I have a question regarding interpretation of results of a random forest that I created. First, some background regarding the data:
I have a dataset that consists of 100 true instances and 1000 instances of a negative set. I have 20,000 features, thus giving me a matrix of 1100 x 20,000. (These features are sparsely distributed throughout the matrix. Of the 22,000,000 values of the matrix, 21 million are 0's and only about 1 million have values greater than 0).From this sparse data I created a random forest of 500 trees (using the default settings in package RandomForest in R).
After this training, I tested the random forest on a testing set consisting of another gold standard and negative standard that the RF was not trained on to see how well it performed. The final output for this testing set for each 1100 instances is a probability from zero to 1, of it being in the gold standard. The results were excellent,with ROC curves showing that the Random Forest classifier had a true positive rate of 60% and a false positive rate of less than 5%, which is excellent in this context and outperforms other methods I used previously for this problem.

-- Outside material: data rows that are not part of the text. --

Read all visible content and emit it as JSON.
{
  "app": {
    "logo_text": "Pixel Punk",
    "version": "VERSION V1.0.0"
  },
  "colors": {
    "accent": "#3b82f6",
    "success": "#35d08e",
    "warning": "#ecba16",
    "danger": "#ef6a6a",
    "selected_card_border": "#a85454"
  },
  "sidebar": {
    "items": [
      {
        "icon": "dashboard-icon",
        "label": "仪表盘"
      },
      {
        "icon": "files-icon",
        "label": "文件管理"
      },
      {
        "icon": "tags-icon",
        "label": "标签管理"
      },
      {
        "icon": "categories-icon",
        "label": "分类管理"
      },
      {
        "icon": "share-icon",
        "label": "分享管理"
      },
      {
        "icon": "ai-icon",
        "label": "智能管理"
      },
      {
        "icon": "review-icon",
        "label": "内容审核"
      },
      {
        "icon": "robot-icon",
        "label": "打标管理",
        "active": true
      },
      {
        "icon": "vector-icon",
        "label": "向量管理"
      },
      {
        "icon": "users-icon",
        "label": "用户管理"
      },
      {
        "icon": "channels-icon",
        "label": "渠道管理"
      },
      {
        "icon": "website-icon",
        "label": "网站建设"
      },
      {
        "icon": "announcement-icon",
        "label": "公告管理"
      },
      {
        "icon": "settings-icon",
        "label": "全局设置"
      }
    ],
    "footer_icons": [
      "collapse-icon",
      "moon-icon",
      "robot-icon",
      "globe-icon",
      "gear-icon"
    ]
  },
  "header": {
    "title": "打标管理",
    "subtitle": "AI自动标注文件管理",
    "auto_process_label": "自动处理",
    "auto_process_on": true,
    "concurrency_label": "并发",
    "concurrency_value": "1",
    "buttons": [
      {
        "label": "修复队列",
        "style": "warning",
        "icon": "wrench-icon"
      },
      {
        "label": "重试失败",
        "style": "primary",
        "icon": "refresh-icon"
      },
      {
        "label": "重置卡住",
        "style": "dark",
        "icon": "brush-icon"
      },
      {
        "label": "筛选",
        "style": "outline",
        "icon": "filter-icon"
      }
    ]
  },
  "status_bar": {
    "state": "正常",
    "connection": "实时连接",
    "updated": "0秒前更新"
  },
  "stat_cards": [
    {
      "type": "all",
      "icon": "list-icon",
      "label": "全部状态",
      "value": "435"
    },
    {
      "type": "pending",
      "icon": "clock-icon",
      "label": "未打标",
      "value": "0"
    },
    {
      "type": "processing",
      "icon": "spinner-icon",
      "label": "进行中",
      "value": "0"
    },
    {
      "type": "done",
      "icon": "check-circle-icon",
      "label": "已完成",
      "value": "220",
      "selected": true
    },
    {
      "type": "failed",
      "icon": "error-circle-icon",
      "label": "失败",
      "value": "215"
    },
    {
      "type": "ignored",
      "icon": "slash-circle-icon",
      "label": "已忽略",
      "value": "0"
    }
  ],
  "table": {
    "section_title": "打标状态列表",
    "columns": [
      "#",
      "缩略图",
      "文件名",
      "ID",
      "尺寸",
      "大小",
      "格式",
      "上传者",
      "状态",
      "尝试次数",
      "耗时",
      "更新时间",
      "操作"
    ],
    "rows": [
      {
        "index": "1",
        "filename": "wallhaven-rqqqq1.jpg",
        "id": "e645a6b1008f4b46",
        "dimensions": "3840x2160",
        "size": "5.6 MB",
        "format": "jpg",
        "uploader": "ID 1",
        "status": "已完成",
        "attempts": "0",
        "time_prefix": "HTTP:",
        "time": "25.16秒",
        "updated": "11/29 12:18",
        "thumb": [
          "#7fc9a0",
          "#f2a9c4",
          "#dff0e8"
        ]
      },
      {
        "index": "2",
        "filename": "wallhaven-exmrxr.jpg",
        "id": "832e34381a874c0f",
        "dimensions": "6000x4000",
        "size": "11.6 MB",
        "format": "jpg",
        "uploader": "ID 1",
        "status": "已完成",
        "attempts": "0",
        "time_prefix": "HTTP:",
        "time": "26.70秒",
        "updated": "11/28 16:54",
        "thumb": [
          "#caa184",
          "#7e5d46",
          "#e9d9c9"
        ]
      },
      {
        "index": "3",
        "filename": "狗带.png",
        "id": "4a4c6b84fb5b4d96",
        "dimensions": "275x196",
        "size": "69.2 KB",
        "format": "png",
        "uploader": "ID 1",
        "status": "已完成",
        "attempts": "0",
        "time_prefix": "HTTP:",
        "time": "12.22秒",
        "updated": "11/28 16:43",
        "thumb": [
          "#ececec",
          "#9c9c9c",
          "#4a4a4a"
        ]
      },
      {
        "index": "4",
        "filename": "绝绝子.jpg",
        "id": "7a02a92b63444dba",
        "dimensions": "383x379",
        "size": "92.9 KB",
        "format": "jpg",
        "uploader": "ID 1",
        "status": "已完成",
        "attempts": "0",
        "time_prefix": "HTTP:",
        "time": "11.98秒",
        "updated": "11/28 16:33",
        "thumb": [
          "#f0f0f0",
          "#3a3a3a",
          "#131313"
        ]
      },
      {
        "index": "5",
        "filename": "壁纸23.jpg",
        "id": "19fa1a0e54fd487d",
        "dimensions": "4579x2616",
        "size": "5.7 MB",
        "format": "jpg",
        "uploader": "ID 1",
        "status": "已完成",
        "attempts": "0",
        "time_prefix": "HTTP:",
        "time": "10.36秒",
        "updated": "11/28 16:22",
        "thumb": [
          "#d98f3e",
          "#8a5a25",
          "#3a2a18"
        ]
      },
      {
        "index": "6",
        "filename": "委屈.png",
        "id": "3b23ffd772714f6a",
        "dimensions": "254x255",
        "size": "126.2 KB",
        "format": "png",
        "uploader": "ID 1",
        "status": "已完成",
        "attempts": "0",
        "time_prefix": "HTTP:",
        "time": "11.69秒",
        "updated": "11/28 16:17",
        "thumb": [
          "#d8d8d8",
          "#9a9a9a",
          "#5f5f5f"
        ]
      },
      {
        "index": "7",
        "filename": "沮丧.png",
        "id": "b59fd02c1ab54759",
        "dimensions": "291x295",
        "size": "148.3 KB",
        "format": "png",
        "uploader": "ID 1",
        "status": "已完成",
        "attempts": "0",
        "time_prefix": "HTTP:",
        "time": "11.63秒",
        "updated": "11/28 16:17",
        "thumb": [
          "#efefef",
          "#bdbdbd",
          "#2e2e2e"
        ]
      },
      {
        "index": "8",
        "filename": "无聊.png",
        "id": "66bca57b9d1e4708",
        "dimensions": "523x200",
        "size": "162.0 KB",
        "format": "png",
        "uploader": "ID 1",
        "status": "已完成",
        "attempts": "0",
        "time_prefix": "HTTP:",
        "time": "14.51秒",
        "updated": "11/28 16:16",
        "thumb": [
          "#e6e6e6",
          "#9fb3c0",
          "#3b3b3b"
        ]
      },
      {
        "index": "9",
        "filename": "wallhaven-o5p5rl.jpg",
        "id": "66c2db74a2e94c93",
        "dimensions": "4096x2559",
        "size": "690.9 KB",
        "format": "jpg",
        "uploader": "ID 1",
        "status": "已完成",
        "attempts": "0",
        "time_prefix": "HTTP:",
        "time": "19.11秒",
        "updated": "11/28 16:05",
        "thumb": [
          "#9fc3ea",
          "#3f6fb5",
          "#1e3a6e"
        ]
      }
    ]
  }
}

The problem that I have is I need to justify in this context why each prediction is being made, which I am not sure how to do. For example, if instance 212 is predicted to be part of the gold standard with a probability of 63%, how do I justify why, as concretely as possible, this is being predicted?
By way of comparison, for Naive Bayes Classifiers, this is easily done, since for "instance 212" each feature is associated with an odds ratio (or posterior probability) of that instance being in the gold standard, which makes interpretation easy. Is there an analog of this for Random Forests? I know that there is variable importance, but that does not directly bear on any individual instance.
EDIT:My question does overlap somewhat with How to make Random Forests more interpretable?. However, it sounds like some people there are just saying the answer is no, while others are saying there might be a way to interpret the probability distributions for each tree in a way that is logical, but I am not sure how that would be done.